Ephesians 5:19 includes much of importance between Christians. As we worship God, we edify each other. We instruct and encourage each other by singing (Col. 3:16). We also comfort each other by singing. We are commanded to care for each other (Jn. 15:12; Rom. 12:10, 13; 1 Cor. 12:25-27). Singing helps us do that.

That to which Ephesians 5:19 refers is a part of worship to God. Our worship must be in spirit and in truth (Jn. 4:24). When it is spiritual, it is not worldly (see Rom. 12:1-2), it is not pretense (see Matt. 15:8), and it is orderly (1 Cor. 14:40). Our worship is not meant to be an entertainment for us (see Gal. 1:10). Our worship must also be in truth with understanding. When we truly understand God’s will, we do not follow the practices of Israel during the Law of Moses, such as sacrificing animals or using instruments in worship. The Old Law was nailed to the cross when Jesus gave Himself as our sacrifice for sin (Col. 2:14; Heb. 10:10). Today, the New Testament speaks to us with authority from God (Matt. 28:18-20; Mk. 16:15; Jn. 16:12-13; Acts 1:8; Gal. 1:11-12; Eph. 3:3-5). We follow the New Testament of Christ because it shows us what God now accepts (see Jn. 1:17; Heb. 1:1-2; 8:6-9; 2 Pet. 1:3; Jude 3).

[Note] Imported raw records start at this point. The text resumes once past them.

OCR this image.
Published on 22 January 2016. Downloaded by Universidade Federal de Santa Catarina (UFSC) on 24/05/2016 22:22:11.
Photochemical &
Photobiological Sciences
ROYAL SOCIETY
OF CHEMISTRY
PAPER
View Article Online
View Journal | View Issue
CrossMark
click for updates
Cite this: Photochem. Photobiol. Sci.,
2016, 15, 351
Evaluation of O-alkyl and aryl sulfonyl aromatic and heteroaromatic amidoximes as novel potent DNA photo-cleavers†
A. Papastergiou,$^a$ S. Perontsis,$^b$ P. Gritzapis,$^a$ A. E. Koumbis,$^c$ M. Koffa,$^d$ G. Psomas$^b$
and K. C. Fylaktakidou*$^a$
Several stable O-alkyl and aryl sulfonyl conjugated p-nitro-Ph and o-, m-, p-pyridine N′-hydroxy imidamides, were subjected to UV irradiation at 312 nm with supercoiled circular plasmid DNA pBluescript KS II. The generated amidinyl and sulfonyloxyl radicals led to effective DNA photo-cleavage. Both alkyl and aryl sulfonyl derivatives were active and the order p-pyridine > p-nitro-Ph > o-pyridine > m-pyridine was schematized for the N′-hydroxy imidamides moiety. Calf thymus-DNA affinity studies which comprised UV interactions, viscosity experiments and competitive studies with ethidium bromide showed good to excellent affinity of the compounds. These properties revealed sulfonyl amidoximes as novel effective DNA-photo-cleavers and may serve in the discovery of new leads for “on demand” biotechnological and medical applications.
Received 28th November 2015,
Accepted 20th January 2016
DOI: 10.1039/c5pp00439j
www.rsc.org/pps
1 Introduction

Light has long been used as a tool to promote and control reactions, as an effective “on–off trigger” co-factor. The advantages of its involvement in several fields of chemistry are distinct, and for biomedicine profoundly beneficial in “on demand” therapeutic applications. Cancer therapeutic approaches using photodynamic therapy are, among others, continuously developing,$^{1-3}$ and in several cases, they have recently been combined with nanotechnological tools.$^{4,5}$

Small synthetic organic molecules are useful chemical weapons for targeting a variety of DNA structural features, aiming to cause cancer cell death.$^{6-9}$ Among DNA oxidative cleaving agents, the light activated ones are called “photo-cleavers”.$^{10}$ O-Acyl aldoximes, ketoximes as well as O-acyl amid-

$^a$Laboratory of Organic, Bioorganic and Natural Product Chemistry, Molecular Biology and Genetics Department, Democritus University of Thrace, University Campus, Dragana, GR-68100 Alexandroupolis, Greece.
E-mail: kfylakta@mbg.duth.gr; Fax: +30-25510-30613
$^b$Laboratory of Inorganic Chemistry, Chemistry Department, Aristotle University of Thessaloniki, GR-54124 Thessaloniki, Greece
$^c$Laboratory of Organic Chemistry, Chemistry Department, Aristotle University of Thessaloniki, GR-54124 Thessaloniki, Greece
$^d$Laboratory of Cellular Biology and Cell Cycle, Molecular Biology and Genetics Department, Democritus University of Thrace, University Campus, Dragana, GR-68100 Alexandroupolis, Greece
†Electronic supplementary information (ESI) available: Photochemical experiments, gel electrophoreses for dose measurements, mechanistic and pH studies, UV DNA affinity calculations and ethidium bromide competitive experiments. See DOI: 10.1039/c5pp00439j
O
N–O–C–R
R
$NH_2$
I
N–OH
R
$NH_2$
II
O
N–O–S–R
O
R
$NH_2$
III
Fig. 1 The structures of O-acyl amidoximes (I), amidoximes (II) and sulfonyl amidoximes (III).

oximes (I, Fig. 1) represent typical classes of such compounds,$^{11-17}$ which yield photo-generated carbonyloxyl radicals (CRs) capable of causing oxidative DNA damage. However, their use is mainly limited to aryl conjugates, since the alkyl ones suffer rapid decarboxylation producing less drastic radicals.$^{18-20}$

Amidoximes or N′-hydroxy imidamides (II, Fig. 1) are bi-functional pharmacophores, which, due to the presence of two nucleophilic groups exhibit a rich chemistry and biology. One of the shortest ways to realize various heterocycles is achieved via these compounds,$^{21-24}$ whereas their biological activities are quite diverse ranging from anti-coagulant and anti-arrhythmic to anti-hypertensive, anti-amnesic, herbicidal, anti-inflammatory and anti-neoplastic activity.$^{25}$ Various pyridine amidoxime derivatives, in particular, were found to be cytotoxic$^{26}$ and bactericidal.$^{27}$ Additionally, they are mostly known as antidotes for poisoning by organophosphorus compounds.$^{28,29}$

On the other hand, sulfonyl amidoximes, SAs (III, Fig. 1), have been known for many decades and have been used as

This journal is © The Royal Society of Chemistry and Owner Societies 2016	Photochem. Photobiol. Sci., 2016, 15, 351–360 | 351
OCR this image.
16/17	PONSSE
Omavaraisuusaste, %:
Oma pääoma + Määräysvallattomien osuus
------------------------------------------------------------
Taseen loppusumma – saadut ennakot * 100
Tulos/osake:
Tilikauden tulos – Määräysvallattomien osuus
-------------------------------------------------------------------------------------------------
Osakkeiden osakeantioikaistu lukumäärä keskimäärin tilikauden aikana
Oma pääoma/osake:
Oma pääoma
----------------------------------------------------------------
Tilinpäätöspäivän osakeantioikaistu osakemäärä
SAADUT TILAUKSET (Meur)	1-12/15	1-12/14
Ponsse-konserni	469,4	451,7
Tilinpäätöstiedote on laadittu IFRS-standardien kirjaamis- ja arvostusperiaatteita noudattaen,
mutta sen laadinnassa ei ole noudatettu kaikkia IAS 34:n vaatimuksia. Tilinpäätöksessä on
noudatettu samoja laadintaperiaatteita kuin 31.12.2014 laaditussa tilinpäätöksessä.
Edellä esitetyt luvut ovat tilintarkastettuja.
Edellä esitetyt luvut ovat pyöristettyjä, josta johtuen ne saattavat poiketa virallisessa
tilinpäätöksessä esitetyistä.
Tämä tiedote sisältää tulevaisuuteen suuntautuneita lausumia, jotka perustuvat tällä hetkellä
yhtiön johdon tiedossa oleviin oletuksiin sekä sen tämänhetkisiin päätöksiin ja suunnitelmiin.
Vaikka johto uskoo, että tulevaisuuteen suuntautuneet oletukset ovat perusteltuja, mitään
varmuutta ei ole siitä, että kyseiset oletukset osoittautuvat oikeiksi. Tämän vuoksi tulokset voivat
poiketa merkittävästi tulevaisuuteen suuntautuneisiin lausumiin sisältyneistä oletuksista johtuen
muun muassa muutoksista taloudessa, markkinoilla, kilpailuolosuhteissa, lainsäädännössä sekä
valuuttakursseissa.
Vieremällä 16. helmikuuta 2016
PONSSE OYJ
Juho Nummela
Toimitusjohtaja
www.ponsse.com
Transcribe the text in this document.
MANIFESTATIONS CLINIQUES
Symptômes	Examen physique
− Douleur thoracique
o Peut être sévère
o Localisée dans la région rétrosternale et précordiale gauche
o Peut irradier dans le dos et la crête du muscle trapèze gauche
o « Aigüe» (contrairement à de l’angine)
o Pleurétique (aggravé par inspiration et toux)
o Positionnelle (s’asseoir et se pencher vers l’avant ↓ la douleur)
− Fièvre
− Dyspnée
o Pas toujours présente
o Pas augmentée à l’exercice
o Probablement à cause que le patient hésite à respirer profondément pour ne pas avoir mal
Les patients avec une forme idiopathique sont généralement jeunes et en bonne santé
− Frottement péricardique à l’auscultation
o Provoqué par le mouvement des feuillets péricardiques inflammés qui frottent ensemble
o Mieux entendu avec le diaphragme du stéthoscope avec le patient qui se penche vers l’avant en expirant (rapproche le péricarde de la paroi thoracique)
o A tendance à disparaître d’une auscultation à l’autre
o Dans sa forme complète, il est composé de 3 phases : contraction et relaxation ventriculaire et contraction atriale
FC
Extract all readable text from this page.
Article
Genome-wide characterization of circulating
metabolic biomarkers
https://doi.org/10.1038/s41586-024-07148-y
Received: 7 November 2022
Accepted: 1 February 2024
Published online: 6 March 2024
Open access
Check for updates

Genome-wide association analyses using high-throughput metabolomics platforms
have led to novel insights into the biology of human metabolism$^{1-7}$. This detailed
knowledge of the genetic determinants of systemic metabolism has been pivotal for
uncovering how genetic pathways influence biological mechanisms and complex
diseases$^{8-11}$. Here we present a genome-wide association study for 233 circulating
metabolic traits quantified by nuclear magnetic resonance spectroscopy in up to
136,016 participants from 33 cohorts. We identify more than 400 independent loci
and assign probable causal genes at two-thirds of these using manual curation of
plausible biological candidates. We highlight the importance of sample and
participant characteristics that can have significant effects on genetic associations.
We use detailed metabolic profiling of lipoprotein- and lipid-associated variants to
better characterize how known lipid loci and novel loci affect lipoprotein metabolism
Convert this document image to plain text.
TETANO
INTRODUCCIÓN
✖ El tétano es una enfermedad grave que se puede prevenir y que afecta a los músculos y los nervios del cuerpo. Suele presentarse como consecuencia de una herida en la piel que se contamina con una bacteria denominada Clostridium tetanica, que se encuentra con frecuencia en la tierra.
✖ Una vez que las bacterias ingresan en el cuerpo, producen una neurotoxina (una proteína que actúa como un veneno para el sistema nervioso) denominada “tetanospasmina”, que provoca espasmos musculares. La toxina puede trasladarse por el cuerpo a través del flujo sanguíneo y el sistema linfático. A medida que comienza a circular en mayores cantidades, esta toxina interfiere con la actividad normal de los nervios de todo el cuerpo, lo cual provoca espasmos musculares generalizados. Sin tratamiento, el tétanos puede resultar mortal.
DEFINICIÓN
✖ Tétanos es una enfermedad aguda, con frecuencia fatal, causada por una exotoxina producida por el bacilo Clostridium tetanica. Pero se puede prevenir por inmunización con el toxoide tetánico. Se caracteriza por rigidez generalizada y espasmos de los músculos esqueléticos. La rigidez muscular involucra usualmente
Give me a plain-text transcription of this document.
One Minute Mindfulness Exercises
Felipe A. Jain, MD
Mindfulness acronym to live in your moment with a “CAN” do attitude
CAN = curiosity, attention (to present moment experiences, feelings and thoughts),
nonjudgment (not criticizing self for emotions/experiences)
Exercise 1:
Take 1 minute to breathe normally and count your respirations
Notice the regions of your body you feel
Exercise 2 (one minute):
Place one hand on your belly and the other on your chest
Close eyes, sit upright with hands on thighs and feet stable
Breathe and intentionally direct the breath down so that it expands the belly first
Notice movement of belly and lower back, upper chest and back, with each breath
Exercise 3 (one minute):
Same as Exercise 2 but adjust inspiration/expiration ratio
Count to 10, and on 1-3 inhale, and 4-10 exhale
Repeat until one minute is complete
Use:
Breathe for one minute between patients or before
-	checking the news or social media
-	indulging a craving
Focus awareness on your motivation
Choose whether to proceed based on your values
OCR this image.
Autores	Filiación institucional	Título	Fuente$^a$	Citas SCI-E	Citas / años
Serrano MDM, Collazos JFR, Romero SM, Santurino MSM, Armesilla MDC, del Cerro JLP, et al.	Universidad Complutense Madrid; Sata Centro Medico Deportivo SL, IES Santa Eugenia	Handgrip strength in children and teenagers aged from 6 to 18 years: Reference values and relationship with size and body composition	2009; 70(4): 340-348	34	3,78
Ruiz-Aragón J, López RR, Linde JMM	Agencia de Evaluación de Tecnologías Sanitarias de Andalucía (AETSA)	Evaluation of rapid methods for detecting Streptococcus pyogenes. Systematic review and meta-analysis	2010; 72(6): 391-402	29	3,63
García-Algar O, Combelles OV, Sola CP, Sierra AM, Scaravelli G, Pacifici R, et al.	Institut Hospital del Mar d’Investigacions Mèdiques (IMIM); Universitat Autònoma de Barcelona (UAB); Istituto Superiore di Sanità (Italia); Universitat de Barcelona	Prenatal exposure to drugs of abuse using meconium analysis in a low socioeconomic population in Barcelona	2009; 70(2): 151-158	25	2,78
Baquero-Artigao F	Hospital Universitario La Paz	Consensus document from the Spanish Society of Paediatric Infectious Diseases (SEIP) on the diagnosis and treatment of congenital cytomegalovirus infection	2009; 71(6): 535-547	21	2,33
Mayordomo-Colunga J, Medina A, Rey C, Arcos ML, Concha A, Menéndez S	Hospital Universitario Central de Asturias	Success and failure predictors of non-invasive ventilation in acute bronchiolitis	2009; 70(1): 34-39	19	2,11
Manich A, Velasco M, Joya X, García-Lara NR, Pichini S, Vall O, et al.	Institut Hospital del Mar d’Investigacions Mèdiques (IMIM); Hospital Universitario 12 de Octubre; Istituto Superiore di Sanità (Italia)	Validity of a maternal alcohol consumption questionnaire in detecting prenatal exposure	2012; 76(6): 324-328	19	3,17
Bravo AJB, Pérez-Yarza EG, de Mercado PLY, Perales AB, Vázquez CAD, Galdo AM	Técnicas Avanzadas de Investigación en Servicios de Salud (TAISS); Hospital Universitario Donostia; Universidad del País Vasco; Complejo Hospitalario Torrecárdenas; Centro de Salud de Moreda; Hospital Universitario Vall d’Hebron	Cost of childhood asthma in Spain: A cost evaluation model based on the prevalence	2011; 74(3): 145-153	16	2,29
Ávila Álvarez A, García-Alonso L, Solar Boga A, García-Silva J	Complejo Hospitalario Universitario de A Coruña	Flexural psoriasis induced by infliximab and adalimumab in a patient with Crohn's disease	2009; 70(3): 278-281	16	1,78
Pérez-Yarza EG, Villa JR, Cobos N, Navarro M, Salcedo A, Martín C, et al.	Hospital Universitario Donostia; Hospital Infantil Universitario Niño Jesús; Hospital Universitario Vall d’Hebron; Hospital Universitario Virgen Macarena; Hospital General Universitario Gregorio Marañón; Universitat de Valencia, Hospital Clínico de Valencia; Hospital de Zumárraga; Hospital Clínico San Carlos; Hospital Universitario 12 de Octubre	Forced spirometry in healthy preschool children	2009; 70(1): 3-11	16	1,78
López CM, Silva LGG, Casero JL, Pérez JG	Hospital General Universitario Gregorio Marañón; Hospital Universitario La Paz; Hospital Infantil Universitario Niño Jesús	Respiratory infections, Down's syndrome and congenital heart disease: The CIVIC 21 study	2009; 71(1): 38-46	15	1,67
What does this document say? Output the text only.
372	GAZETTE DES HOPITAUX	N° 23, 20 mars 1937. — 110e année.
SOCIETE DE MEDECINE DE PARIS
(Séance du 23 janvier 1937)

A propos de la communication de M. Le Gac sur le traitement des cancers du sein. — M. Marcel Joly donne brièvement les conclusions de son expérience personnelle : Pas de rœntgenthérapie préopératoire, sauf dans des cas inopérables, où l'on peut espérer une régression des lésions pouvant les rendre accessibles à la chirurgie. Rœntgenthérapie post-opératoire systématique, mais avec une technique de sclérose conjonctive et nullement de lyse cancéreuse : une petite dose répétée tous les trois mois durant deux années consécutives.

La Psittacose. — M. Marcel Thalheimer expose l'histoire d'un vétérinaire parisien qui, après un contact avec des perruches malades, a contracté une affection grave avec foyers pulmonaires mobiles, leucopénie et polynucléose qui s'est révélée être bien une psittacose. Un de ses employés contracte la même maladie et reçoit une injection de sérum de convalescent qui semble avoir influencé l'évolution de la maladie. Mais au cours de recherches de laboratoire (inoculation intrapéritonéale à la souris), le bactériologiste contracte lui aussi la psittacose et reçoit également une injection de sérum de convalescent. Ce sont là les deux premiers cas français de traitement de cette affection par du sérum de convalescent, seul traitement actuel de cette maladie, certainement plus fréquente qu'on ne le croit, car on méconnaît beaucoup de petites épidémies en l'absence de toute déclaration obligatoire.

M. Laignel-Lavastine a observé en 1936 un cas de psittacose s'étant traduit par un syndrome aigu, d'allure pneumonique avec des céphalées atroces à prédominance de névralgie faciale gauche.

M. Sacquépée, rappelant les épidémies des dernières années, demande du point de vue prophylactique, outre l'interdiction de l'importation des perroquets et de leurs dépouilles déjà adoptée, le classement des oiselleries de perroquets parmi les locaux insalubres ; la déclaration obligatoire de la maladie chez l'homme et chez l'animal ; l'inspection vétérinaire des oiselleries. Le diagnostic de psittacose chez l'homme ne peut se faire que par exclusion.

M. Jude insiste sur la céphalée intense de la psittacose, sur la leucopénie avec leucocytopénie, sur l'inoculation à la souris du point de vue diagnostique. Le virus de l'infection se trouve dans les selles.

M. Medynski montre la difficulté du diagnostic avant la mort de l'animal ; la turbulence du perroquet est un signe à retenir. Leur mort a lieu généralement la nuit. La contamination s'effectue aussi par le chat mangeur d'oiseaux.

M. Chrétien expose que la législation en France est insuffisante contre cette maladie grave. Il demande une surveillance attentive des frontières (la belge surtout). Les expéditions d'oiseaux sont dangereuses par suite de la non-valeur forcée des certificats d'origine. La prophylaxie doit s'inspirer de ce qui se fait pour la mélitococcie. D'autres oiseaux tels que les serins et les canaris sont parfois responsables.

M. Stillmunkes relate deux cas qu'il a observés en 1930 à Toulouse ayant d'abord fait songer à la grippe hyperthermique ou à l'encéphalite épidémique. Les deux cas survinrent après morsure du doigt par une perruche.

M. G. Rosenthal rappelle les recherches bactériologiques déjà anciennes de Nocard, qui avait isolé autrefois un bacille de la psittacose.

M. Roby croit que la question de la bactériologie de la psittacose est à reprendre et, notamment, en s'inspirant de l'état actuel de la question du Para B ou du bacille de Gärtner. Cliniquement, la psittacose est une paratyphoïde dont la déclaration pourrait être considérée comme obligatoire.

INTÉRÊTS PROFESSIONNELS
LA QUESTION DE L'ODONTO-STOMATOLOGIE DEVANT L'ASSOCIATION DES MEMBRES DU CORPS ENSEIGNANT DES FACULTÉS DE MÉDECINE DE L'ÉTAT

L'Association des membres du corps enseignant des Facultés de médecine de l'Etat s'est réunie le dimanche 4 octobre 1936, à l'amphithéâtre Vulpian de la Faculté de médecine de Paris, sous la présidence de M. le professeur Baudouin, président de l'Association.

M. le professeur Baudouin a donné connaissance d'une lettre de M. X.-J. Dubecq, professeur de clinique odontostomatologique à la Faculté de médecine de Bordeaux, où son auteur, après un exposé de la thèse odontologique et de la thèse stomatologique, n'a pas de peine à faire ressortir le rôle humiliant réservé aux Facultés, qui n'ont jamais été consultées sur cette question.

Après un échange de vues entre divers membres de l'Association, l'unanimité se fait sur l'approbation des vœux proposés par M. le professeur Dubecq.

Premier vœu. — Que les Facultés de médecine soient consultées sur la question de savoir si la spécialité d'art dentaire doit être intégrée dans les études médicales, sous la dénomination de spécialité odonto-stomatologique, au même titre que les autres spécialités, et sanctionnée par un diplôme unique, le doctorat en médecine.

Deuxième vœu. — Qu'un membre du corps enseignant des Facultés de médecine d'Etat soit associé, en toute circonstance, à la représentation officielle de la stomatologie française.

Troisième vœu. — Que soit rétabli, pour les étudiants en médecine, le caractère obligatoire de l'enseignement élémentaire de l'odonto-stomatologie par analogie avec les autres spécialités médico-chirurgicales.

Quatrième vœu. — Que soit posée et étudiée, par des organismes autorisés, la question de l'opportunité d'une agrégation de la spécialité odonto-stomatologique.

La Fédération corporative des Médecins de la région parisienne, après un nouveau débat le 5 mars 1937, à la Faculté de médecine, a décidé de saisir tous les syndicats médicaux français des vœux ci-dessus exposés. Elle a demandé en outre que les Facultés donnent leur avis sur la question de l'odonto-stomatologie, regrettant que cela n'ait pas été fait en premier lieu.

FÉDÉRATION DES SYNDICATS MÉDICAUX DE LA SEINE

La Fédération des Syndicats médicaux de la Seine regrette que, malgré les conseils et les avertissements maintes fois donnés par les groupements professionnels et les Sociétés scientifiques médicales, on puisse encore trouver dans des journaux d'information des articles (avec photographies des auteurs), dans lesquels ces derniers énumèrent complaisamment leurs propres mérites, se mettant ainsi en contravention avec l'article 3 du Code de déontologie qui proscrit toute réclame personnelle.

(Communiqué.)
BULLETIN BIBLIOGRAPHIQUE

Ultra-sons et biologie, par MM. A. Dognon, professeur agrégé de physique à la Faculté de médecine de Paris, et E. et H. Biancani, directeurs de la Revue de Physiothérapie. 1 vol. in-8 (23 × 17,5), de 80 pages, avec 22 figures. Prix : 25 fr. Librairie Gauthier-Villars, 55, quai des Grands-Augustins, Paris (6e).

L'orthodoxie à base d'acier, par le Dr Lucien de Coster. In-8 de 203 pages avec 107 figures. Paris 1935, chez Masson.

Some people today believe musical instruments are acceptable in worship. But as shown earlier, we must not follow the practices of Old Testament Israel in our worship, and worship is not a worldly entertainment for ourselves. Also, understanding the New Testament involves the teachings of Christ and the apostles, examples of the New Testament (or early) church, and things logically deduced from the New Testament. There is no instrumental music in the worship of God taught by the apostles, none in deductions from the New Testament, and none in the earliest church examples. The book of Acts shows no instruments used in correct worship by the early church. Also, scholars of history agree that singing without instruments was the acceptable and common practice of the early church. Some people have written that instruments in worship may have begun occurring about the 6th century A.D. Many scholars recognize that instrumental music in worship was not generally, fully practiced until about the 8th century A.D. This change, using instruments in worship, came from man, not God. The writings of Ambrose (about 339 A.D. to 397 A.D.) and Augustine (about 354 A.D. to 430 A.D.) both warn Christians to leave musical instruments out of worship. Books by Kurt Pahlen, Hugo Leichtentritt, Emil Nauman, John Kurtz, Frank L. Humphreys, and Joseph Bingham mention that New Testament worship did not include instruments.

Christians must worship in spirit and in truth. Our spiritual worship must speak to one another, which involves words. The international sign language among the deaf is a form of “speaking.” Thus, worship by means of sign language would be acceptable to God. Musical instruments, like babblings, are not recognizable words and are not acceptable (see 1 Cor. 14:9, 15, 19). Regardless of what national language or sign language we may use, our spiritual worship must radiate from the heart. The emotions are born from gratitude, love, and joy of being saved by Jesus Christ. Christian singing, without worldly intrusion by musical instruments, is supremely focused upon God. Christians singing together, from our hearts, blends as God wants it to blend. It rises to that glorious realm where our worship might be heard by, or perhaps joined by, the singing of the heavenly host, as we praise God and our Savior, Jesus Christ, at God’s right hand (Col. 3:1; Heb. 12:2).

Credit for historical data must be given to those mentioned above, to Edward Dickinson, and to James M. Tolle.